A seca, 1959. Foto de Haruo Ohara/ Acervo Instituto Moreira Salles
Coisa singular, a tal da crônica, esse patinho feio da literatura. Ao contrário do que se passa com o romance, com a novela, com o conto, ela quase nunca resulta de um longo processo de elaboração. Nem poderia. É algo que precisa ser escrito, haja ou não assunto, e escrito para já, sob a pressão dos prazos de fechamento do jornal ou da revista. Embora em certos casos não fosse má ideia, não vale entregar à redação duas ou três laudas em branco. Dane-se a falta de condições ideais, dos largos períodos de maturação de que dispõe um ficcionista. Aquilo tem que sair, haja o que houver.
Pense nisso quando estiver lendo qualquer das pérolas, e são milhares, recolhidas neste Portal da Crônica Brasileira. Difícil imaginar que no mais das vezes tenham sido escritas no sufoco. Quase podemos ver Rubem Braga, por exemplo, o autodenominado Velho Braga, o maior de todos, bufando à máquina de escrever, enquanto ali ao lado se impacienta o moço que a redação encarregou de recolher em domicílio aquele palmo de prosa para a qual, não menos urgente, há um espaço aberto na edição de amanhã.

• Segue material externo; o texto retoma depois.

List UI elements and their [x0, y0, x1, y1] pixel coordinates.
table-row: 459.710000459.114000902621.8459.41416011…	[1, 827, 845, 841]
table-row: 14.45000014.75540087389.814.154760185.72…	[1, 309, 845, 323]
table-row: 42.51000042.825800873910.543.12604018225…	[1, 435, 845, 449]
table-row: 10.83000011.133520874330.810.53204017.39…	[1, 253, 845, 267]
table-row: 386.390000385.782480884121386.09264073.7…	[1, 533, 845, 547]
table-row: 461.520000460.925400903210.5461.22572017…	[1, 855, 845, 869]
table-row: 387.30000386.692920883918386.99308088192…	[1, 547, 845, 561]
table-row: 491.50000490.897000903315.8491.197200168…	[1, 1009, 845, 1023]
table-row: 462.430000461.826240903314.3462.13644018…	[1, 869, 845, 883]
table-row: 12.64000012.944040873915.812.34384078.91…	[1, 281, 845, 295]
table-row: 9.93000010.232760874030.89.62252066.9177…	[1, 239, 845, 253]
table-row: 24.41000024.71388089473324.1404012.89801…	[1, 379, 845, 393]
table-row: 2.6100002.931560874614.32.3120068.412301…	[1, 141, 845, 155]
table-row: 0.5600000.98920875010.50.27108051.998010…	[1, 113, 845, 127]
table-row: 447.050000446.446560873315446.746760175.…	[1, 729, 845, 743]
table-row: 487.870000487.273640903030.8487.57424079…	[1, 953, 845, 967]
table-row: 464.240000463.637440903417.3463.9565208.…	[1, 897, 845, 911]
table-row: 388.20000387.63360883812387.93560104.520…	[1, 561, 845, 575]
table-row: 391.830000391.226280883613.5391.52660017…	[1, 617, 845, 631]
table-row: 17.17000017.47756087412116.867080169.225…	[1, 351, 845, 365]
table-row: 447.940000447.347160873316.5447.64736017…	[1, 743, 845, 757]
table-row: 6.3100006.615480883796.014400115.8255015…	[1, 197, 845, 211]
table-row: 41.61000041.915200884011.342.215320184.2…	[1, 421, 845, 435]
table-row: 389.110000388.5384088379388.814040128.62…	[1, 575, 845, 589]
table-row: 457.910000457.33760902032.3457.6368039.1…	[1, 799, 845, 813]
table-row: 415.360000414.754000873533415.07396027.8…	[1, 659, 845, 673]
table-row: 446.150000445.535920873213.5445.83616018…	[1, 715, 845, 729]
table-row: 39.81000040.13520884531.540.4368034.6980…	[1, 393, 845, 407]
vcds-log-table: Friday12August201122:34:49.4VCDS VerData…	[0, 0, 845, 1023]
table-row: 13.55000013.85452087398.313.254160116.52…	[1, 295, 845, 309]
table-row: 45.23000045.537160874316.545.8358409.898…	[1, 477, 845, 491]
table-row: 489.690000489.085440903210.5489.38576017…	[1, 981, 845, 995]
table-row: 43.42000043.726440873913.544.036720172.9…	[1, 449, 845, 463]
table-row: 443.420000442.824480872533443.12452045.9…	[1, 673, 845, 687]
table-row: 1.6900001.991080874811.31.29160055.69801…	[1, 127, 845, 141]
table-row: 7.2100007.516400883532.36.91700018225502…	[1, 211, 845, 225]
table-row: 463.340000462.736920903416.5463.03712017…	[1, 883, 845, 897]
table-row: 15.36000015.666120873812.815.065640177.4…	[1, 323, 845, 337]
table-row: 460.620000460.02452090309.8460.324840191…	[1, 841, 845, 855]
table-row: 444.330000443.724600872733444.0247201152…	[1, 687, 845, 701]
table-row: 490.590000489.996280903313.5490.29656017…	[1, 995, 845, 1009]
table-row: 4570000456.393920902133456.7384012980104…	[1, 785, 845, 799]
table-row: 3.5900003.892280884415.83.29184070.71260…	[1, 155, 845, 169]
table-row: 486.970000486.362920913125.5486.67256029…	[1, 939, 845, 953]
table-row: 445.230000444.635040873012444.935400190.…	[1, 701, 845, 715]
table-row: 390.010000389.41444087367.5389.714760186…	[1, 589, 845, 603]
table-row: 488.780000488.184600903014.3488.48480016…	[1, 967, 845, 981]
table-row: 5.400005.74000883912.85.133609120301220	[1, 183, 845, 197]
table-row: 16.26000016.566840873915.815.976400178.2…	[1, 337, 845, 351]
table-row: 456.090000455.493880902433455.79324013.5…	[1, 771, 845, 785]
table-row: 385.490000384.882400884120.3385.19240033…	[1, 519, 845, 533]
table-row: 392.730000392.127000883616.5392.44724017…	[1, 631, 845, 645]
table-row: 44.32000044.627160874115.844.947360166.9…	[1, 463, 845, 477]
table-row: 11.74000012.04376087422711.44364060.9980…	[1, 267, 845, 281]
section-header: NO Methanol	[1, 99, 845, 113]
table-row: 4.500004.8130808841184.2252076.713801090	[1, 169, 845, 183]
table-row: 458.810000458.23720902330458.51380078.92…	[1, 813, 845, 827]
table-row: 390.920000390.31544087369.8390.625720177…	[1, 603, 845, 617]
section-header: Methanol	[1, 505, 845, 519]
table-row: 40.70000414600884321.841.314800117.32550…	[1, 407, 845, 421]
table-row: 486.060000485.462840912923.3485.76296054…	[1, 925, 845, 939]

No dia seguinte, sem os rabiscos, sem as emendas apressadas que o autor teve ainda tempo de fazer no seu original, antes de passá-la às mãos do estafeta, lá estará a crônica, não raro espremida entre anúncios ou noticiário cuja data de validade haverá de caducar em poucas horas. Perdida nessa vizinhança prosaica e efêmera, lá estará o que foi escrito às pressas, de olho no relógio, e que ainda assim, por se tratar de arte, atravessará os tempos, sem uma ruga, capaz de seguir falando a leitores que ainda nem sequer nasceram.